Brad Denison, owner of Fall River Music at 410 S. Eighth St., recommends electronic tuners, metronomes, guitar pedals for funky effects ($35-$100), and guitar humidifiers (it's so dry here that acoustic guitars can crack and warp without some moisture, $12-$18).
Denison also sells drum sets for tiny guys. "My 2-year-old was in here playing on them," he says ($109 for the smallest, $299 for the next age up).
Hand drums such as bongos and djembes are great gifts for beginners or drummers looking to branch out, say Joe Phillips at Meeker Music and Andy Walter at Graner School Music.
Phillips says the sale of hand drums exploded in recent years. Walter, drummer for the band Martini Shot, says djembes run $38 (for a seven-inch head) to $400, while bongos are $34 to $200. He says more mallets and cymbals are always on his Christmas list too.
Guitarists may want a peg winder to make changing strings easier (a few bucks), a guitar restoration kit from Gibson for $17 or specially coated Elixir strings for $14, says Steve Miles of the Folklore Center (who plays with the Miles Rinsky Project on Tuesday nights at 32 Bleu).
Miles says Ultrastands music stands ($25) are also a good choice. "We sold a lot of stands just today," Miles says. "It's a really good stand, so the drunks don't knock them over - and that's just the guys in the band."
If you have time to stop at only one place, make it The Dulcimer Shop at 740 Manitou Ave. in Manitou Springs. It's nearly impossible to leave without something.
"We had a guy from New York come in and say, 'I've never seen such a collection of crazy (stuff) in my life,'" says Bud Ford, owner for 33 years. "I said, 'Please sir, we prefer to call it eclectic merchandise.'"

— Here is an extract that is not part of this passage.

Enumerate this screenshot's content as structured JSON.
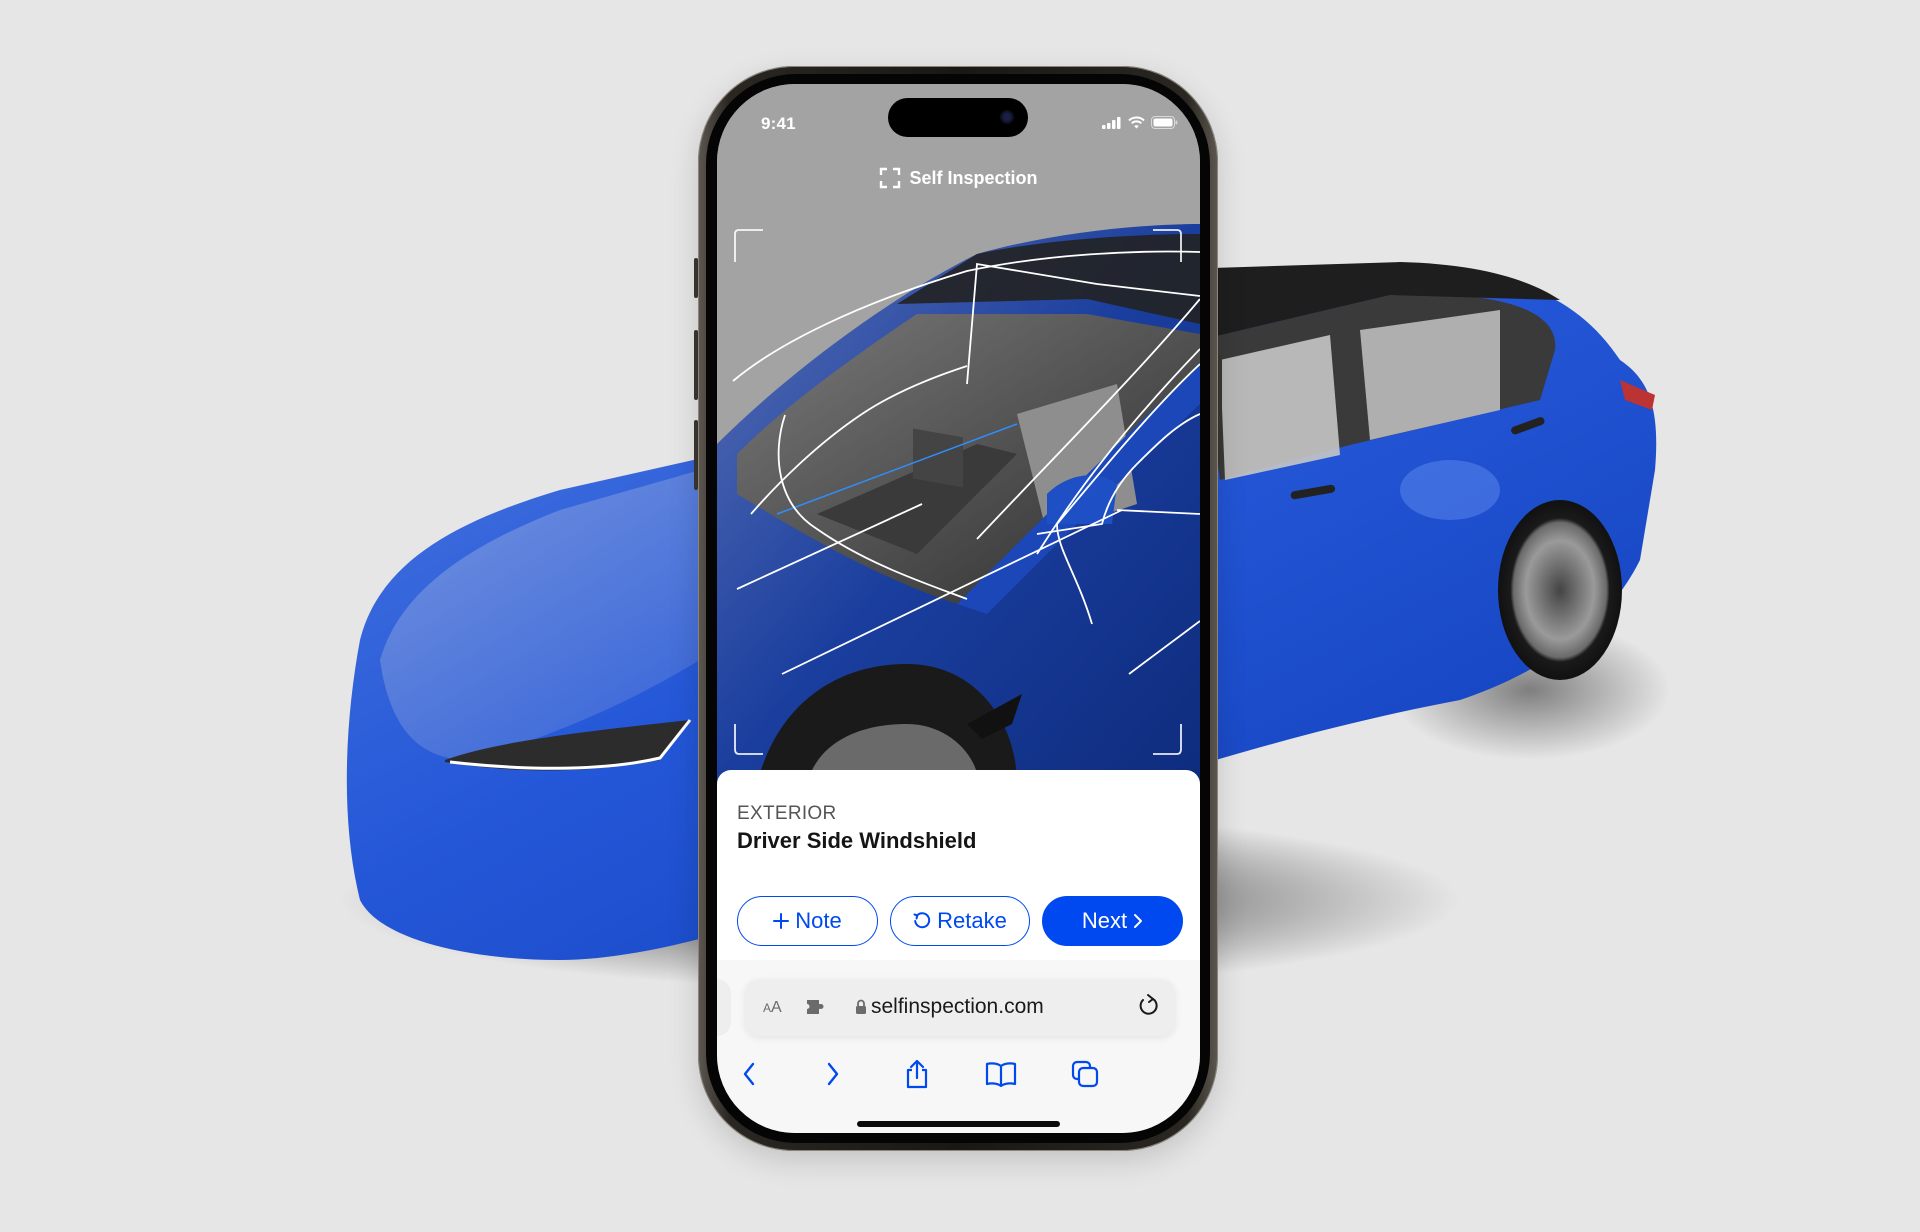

Ford has lots of hand drums, American Indian flutes ($66), crystal flutes ($55), and the Melody Maker miniature hammered dulcimer ($40).
On the novelty side, The Dulcimer Shop has the Humanatone nose flute ($1.50), which Ford will be happy to demonstrate, all kinds of whistles and bells, a jaw harp for $5, a rack of castanets and claves and finger cymbals, and "the ever-popular kazoo ($1.50-$2.50)," says Ford.
Rock fans should check out the Janis Joplin and Rolling Stones lunch boxes ($15.95). And The Dulcimer Shop is stocked with all kinds of Grateful Dead merch: cookie jars, a dancing bear alarm clock ($23.95), teddy bears and the Jerry doll ("a classic, complete with his hair and wire-rim glasses and anatomically correct right hand," says Ford, $25).